The nurse who is asked if she believes in witchcraft, is called Betsy Connell and from the cold Canada moves to the island of San Sebastian in the West Indies to care for Jessica the wife of the rich landowner Paul Holland, who after a violent fever, is in a catatonic state. An easy job, if you do not find out that maybe the woman is a zombie (maybe, must be reiterate) and that probably she is(always probably) in that state for a strange love plot involving Paul and his half-brother Wesley, whose mother is, among other things, the island doctor.
Betsy to please Paul, who falls in love, tries to heal Jessica in every way, both with medicine and with the voodoo.
The Russian naturalized American Val Lewton (born Vladimir Leventon) is one of the two cornerstones of this film. Learned producer, writer, he was hired by the legendary "RKO" in 1942 to produce low-budget films. The first is "Cat People" and the second is this one. And it can be said that it was not a bad start at all. "I walked with a zombie", was commissioned with the title and story set, taken from a newspaper article. The title is ok, but Lewton doesn't like the story. He then asks screenwriters Curt Siodmak and Ardel Wray to rewrite it, based on the novel "Jane Eyre" by Charlotte Bronte.
The director is Jacques Tourneur, French-American director who for the "RKO" directs low-budget horror under the production of Lewton, the success of these films, then enter Tourneur in the leading directors of the production company, that entrusts him with several other jobs. Later he became a "freelance" director, Tourneur closes his career in the sixties by shooting a few episodes for television series.
Here he works with a series of actors who perform their duties well. All the characters of "I walked with a zombie" are very successful, credible and everyone brings their own depth into the story. Frances Dee is the nurse Betsy, a charming actress who has come to success after the classic ranks between extras and the even more classic thing to be noticed by a director. A career made up of numerous films, but very short over time. Frances Dee acted until the mid-fifties and then devoted herself to her family and returned to video at the beginning of this century with a small with a small part. With her Tom Conway, who plays the sad philosophical Paul Holland. English actor, for the "RKO" he has made famous horror films and has had a rather important career as a radio actor. James Ellison instead who is the young and exuberant Rand was a famous actor more for the many westerns.

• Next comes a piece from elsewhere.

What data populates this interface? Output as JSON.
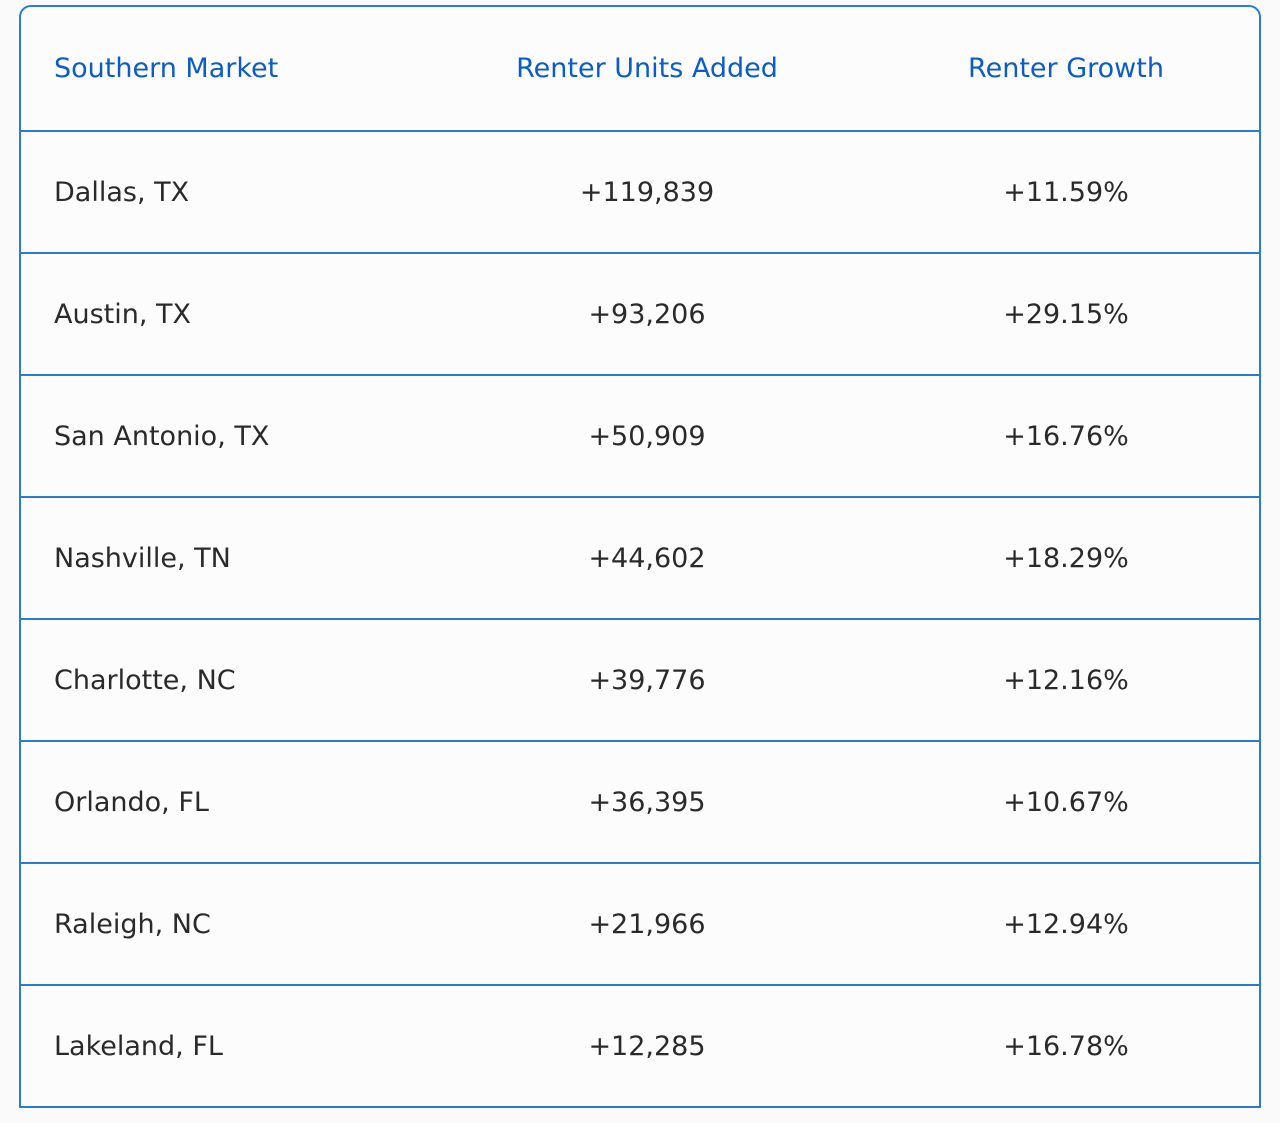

"I walked For a Zombie", was not very popular at its release, also has a series of curiosities that cannot miss in cult movies. Edith Barrett who plays the mother of the two brothers was actually three years older than James Ellison and two years younger than Tom Comway. But the most interesting thing is related to the song in the film. "Shame & Scandal". A passage that tells the story of the film, based on "calypso" song by Sir. Lancelot, well-known musician of the time. This piece is the inspiration for the song "Wau Wau" by Lord Melody another Caribbean artist, who in the sixties takes up the melody and the scandalistic concept of text, veering towards humour. It is no coincidence that "Wau Wau" is known worldwide with the title "Shame & Scandal" A great success that was then repeated over the years by an endless series of musicians.